The cover glasses are first cleaned in ddH2O, followed by 10 min heating in 1:1:5 mixture of NH4OH, H2O2, and ddH2O at 80 °C. Subsequently, the cover glasses are immersed briefly in 2 % hydrofluoric acid solution (1:50 HF in ddH2O) at room temperature, followed by heating in a 1:1:6 mixture of HCl, H2O2, and ddH2O at 80 °C for 15 min. Finally, the cover glasses are rinsed in ddH2O and blown dry with nitrogen gas. Due to the highly corrosive nature of the chemicals used, these steps must be performed in a chemical fume hood. Appropriate safety precaution must also be strictly followed.
We recommend that researchers pay particular attention to the design of PA-FP fusion constructs. Many FA proteins are multi-domain and the function of different parts of the proteins should be taken into consideration when designing the probe, since the location (i.e., amino (N) versus carboxy (C) terminus) of the PA-FP probe can have a strong effect on whether the fusion will localize properly and be functional, or not. Also, in addition to physiological expression levels, in certain cases co-expression of binding partners may be important for proper localization. As an example, integrin is a heterodimeric transmembrane protein. In our experience, we obtain good results by conjugating the PA-FP probe to the C-terminal cytoplasmic tail of the α subunit. We found that N-terminal PA-FP position is problematic since this region contains signal sequence for membrane insertion and transport. Also, we chose the α subunit for tagging since the cytoplasmic tail of the β subunit is well documented to participate in many essential binding interactions, whereas much fewer binding partners have been identified for the α tail. Finally, since αβ heterodimerization is required for export to the plasma membrane, we found that co-transfection with untagged β integrin is often required for proper localization in many cell types—without which a significant fraction of integrin appears to remain in the endoplasmic reticulum.
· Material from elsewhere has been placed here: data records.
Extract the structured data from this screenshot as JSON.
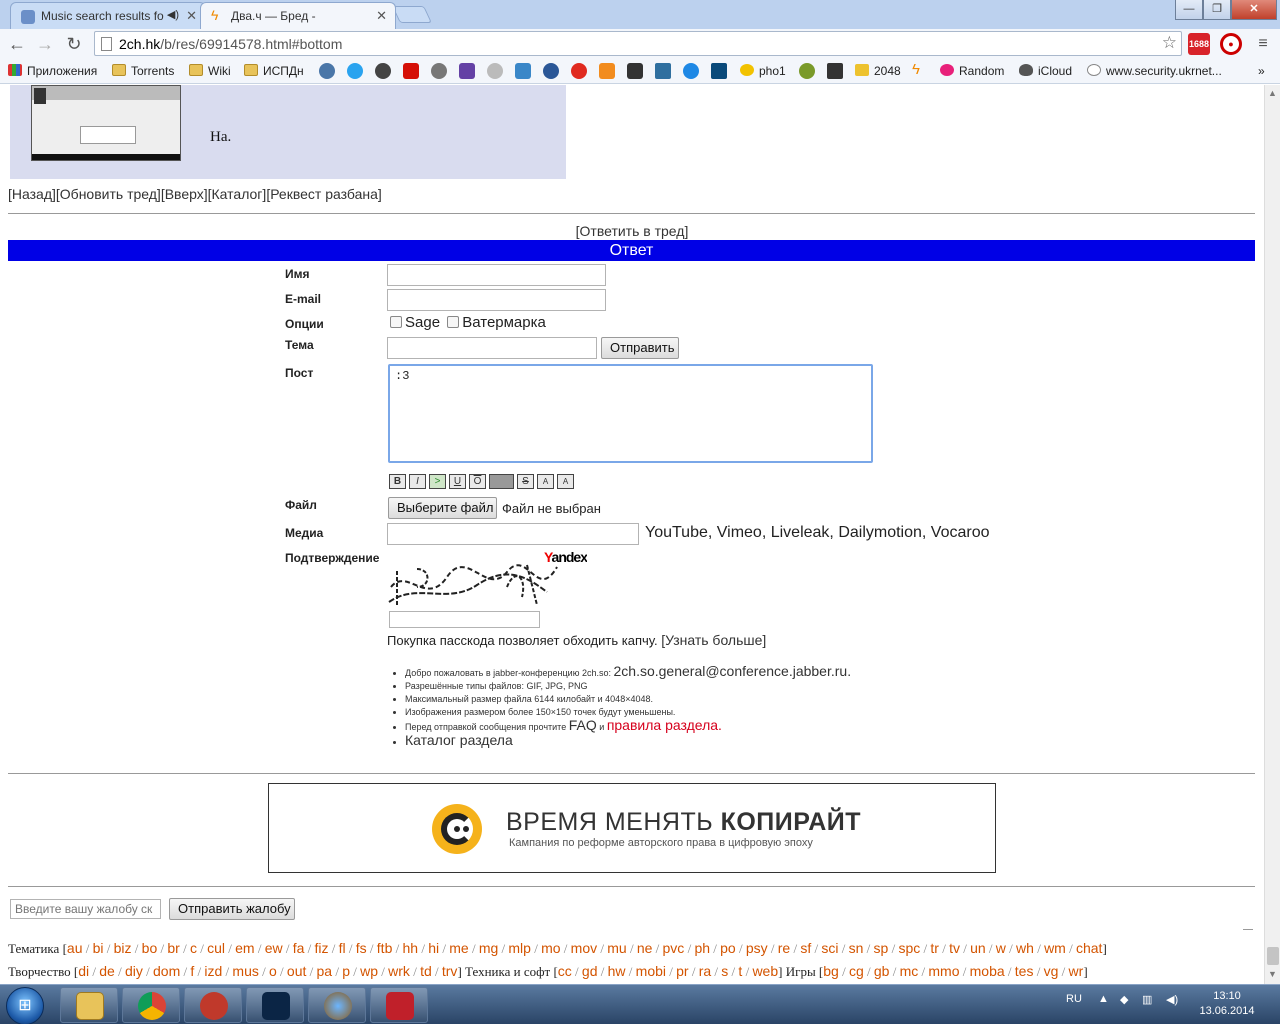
{
  "browser": {
    "tabs": [
      {
        "title": "Music search results fo",
        "active": false
      },
      {
        "title": "Два.ч — Бред -",
        "active": true
      }
    ],
    "url_host": "2ch.hk",
    "url_path": "/b/res/69914578.html#bottom",
    "ext_badge": "1688",
    "bookmarks": [
      {
        "label": "Приложения"
      },
      {
        "label": "Torrents"
      },
      {
        "label": "Wiki"
      },
      {
        "label": "ИСПДн"
      },
      {
        "label": "pho1"
      },
      {
        "label": "2048"
      },
      {
        "label": "Random"
      },
      {
        "label": "iCloud"
      },
      {
        "label": "www.security.ukrnet..."
      }
    ],
    "overflow": "»"
  },
  "post": {
    "text": "На."
  },
  "nav": {
    "back": "[Назад]",
    "refresh": "[Обновить тред]",
    "up": "[Вверх]",
    "catalog": "[Каталог]",
    "unban": "[Реквест разбана]"
  },
  "reply": {
    "open_link": "[Ответить в тред]",
    "bar_title": "Ответ",
    "labels": {
      "name": "Имя",
      "email": "E-mail",
      "options": "Опции",
      "subject": "Тема",
      "post": "Пост",
      "file": "Файл",
      "media": "Медиа",
      "confirm": "Подтверждение"
    },
    "options": {
      "sage": "Sage",
      "watermark": "Ватермарка"
    },
    "submit": "Отправить",
    "post_text": ":3",
    "format_buttons": [
      "B",
      "I",
      ">",
      "U",
      "O",
      "",
      "S",
      "A",
      "A"
    ],
    "choose_file": "Выберите файл",
    "no_file": "Файл не выбран",
    "media_hosts": "YouTube, Vimeo, Liveleak, Dailymotion, Vocaroo",
    "captcha_brand_y": "Y",
    "captcha_brand_rest": "andex",
    "passcode_text": "Покупка пасскода позволяет обходить капчу.",
    "passcode_link": "[Узнать больше]",
    "rules": {
      "jabber_prefix": "Добро пожаловать в jabber-конференцию 2ch.so:",
      "jabber_address": "2ch.so.general@conference.jabber.ru.",
      "types": "Разрешённые типы файлов: GIF, JPG, PNG",
      "max_size": "Максимальный размер файла 6144 килобайт и 4048×4048.",
      "resize": "Изображения размером более 150×150 точек будут уменьшены.",
      "read_prefix": "Перед отправкой сообщения прочтите",
      "faq": "FAQ",
      "and": "и",
      "board_rules": "правила раздела.",
      "catalog": "Каталог раздела"
    }
  },
  "banner": {
    "title_light": "ВРЕМЯ МЕНЯТЬ",
    "title_bold": "КОПИРАЙТ",
    "subtitle": "Кампания по реформе авторского права в цифровую эпоху"
  },
  "complaint": {
    "placeholder": "Введите вашу жалобу ск",
    "button": "Отправить жалобу"
  },
  "boards": {
    "themes_label": "Тематика",
    "themes": [
      "au",
      "bi",
      "biz",
      "bo",
      "br",
      "c",
      "cul",
      "em",
      "ew",
      "fa",
      "fiz",
      "fl",
      "fs",
      "ftb",
      "hh",
      "hi",
      "me",
      "mg",
      "mlp",
      "mo",
      "mov",
      "mu",
      "ne",
      "pvc",
      "ph",
      "po",
      "psy",
      "re",
      "sf",
      "sci",
      "sn",
      "sp",
      "spc",
      "tr",
      "tv",
      "un",
      "w",
      "wh",
      "wm",
      "chat"
    ],
    "creative_label": "Творчество",
    "creative": [
      "di",
      "de",
      "diy",
      "dom",
      "f",
      "izd",
      "mus",
      "o",
      "out",
      "pa",
      "p",
      "wp",
      "wrk",
      "td",
      "trv"
    ],
    "tech_label": "Техника и софт",
    "tech": [
      "cc",
      "gd",
      "hw",
      "mobi",
      "pr",
      "ra",
      "s",
      "t",
      "web"
    ],
    "games_label": "Игры",
    "games": [
      "bg",
      "cg",
      "gb",
      "mc",
      "mmo",
      "moba",
      "tes",
      "vg",
      "wr"
    ]
  },
  "taskbar": {
    "lang": "RU",
    "time": "13:10",
    "date": "13.06.2014"
  }
}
Because Localization Microscopy data sets essentially are comprised of a list of molecular positions, instead of conventional images, region analysis is not straightforward. To apply conventional image analysis techniques, the super-resolved image should be reconstructed first. Alternatively, advanced users may choose to develop custom programs for analyzing molecular positions data. For instance, to selectively analyze a region of interest such as the FAs, an image map of the dataset can be created from the rendered image, and thresholded to create a binary mask corresponding to FA regions. From the binary mask, morphological properties of the region such as area, aspect ratio, and ellipticity can be calculated. Molecular coordinates that belong to FAs (i.e., fall within the mask region) can then be selected, for example by using the command “ismember” in MATLAB to compare the molecule list against the coordinates of the mask regions.